La vara del pertiguero, Opinión

Nazareno

Querido lector: Confieso que no sabía que escribirte hoy. Algunas veces, la mente se embota, la inspiración se aleja y la insuficiencia connatural a un mismo hace gala de su presencia. En estas circunstancias tan comunes, opté por hablar de lo que siempre está y que a veces queda adormecido en el estío. Me refiero a las advocaciones de nuestra tierra, aquellas que sustentan la devoción popular de cada pueblo y que atesoran en sí la esencia misma de sus gentes. Hoy hablaré de un Nazareno, un Nazareno Terrible por amor de sus fieles: el Nazareno de Puente Genil.

Nuestro Padre Jesús corona la cima de su ciudad con aquel esplendor que solo el Hijo de Dios puede irradiar. El santuario es un auténtico palacio: su imponente pórtico, cual arco triunfal, nos anuncia las promesas de la Gloria; su nave central, alargada y algo estrecha, nos conduce por inercia hacia el único camino de la Vida; el crucero, en su amplitud, nos abre a la Verdad latente; y, al final, presidiendo el altar y sobre la altura, el Patrón de la villa, Nuestro Padre Jesús, cuya mirada atraviesa los muros del lugar para sondear el alma de sus pontaneses.

«Sus ojos están observando, sus pupilas examinan a los hombres», nos dice el salmista (Sal 11,4c-d).
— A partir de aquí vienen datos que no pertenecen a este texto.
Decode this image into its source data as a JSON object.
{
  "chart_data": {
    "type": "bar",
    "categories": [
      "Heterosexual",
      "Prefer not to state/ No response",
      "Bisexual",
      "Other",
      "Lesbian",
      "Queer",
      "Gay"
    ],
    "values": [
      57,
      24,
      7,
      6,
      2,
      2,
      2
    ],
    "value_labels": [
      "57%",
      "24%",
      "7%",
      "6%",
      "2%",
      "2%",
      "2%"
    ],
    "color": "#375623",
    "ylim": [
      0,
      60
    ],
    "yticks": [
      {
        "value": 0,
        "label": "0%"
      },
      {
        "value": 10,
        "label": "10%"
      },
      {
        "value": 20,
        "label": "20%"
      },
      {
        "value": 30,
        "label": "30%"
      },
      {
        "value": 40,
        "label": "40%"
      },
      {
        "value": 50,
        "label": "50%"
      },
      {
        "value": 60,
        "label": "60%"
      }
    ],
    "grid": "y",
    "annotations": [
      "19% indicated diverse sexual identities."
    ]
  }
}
No cabe duda de que es así. Jesús Nazareno lo ve todo y te llama a su presencia con aquella autoridad redentora que emana de sus hechuras. La centenaria imagen no deja indiferente al feligrés, quien revive ante ella la mágica noche del Viernes Santo, donde cada año todo un pueblo rinde sus corazones ante su único Rey y Señor.

Es una llama que prende en el corazón de todo el que lo contempla, una luminaria inestimable para todo el que lo escucha. «Otra vez eres sangre y eres verso», hilvanaba Álvarez de Sotomayor en su poema a Jesús Nazareno. Y decía bien, pues el Nazareno de Puente Genil proclama su victoria no solo con el madero, sino también con la voz de sus poetas. Sobre las adoquinadas vías de la ciudad, aún vibran las notas líricas de Miguel Romero: «Arriba y no te canses, errante peregrino / subiendo del Calvario el áspero camino».

Él está en todas partes, y no solo en presencia divina. Rara es la calle que impida lucir el rostro de su Patrón a una de sus rejas y balcones. Doblas la esquina y allí lo tienes, tremolando al viento, soberano en el ajetreo del día a día, oasis de belleza y piedad en la quietud del silencio. En el interior de los hogares pontaneses, Jesús también encuentra su Reino: toda pared para él es hornacina; todo anaquel, singular peana en su recuerdo. El amor hacia la figura de Jesús no tiene medida.

Advertirás, querido lector, que pocas cosas concretas he dicho acerca de la imagen del Nazareno. Esto es así porque poco se puede concretar sobre él. Al contrario, Nuestro Padre Jesús tiene tal fuerza inmanente que es imposible acrisolarla en unas cuantas palabras. El remedio para esta dolencia es sencillo: visitar a Jesús en su iglesia, visitar su pueblo. Allí comprobarás, junto a sus vecinos, todo cuanto he dicho, cumpliéndose en él las palabras del apóstol: «Y mostrándose en figura humana se humilló, se hizo obediente hasta la muerte, una muerte en cruz» (Flp 2,7d-8).

Con este consejo me despido, esperando que, con la llegada de agosto, estas palabras hayan despertado tu interés y te impelen a conocer mejor las devociones de nuestra tierra. Y, si ya las conoces, confío en que te unirás a mí para dar gracias a Dios por habernos permitido disfrutarlas. Entretanto, sé feliz, pues pocas certezas tenemos en la vida, y una de ellas es esta: pase lo que pase, estés donde estés, tu Nazareno siempre te espera.